Dosya içeriğine, kararın dayandığı delillerle yasaya uygun gerektirici nedenlere, delillerin takdirinde bir isabetsizlik bulunmamasına göre sair temyiz itirazları yerinde değildir. Ancak 3402 sayılı Kadastro Yasası’nın 14. maddesinde aynı çalışma alanı içerisinde belgesizden zilyetliğe dayalı olarak bir kimsenin sulu toprakta 40, kuru toprakta 100 dönüme kadar taşınmaz mal iktisap edebileceği öngörülmüştür. Mahkemece davacı adına tescile karar verilen taşınmazların toplam yüzölçümleri, daha önce davacı adına tespit edilip tespitleri kesinleşen taşınmazlarla birlikte 3402 sayılı Kadastro Kanununun 14. maddesinde öngörülen miktar kısıtlamasının üstündedir.

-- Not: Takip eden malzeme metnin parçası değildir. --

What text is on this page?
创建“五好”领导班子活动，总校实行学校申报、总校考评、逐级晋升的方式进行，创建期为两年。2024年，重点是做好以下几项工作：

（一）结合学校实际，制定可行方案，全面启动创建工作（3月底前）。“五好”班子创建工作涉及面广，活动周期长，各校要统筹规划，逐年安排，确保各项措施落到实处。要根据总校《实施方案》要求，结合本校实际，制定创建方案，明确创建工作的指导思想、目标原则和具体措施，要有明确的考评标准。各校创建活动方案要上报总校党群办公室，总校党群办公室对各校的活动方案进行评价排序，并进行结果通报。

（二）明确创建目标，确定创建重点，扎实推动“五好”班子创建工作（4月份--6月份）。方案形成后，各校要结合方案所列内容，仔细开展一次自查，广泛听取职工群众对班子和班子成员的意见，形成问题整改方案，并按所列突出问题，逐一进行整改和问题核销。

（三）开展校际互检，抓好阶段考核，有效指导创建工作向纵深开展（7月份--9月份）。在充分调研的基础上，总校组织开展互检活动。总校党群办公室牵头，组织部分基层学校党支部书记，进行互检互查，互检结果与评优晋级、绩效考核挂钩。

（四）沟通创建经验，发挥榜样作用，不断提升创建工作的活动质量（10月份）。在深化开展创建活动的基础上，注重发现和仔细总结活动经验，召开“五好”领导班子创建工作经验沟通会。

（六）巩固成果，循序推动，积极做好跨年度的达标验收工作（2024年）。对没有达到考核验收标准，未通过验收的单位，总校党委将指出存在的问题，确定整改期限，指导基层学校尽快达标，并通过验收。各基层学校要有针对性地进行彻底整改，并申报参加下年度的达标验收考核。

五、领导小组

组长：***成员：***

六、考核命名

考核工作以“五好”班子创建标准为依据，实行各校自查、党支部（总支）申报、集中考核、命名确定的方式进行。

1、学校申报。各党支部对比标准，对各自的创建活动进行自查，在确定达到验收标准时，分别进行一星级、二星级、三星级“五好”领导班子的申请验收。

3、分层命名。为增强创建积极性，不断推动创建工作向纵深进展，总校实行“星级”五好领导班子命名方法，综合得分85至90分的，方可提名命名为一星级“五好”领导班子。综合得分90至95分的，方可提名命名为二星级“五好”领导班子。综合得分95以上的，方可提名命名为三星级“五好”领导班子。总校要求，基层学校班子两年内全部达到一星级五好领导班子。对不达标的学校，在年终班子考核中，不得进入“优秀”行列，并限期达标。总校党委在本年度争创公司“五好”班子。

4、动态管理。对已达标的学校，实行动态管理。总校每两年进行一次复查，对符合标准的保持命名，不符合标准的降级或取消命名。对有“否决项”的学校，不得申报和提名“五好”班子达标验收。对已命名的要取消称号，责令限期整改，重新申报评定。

Hal böyle olunca; 3402 sayılı Kadastro Yasası’nın 14. maddesinde aynı çalışma alanı içerisinde belgesizden zilyetliğe dayalı olarak bir kimsenin sulu toprakta 40, kuru toprakta 100 dönüme kadar taşınmaz mal iktisap edebileceği gözetilerek ve davacıya tercih hakkı hatırlatılarak 14. madde de öngörülen miktar kısıtlamasına uygun olarak belirlenecek taşınmaz ya da taşınmaz bölümlerinin davacı adına tapuya tesciline karar verilmesi gerekirken yazılı şekilde hüküm kurulması isabetsiz, davalı Hazine’nin temyiz itirazları bu nedenle yerinde bulunduğundan kabulü ile hükmün BOZULMASINA, 21.03.2013 gününde oybirliğiyle karar verildi.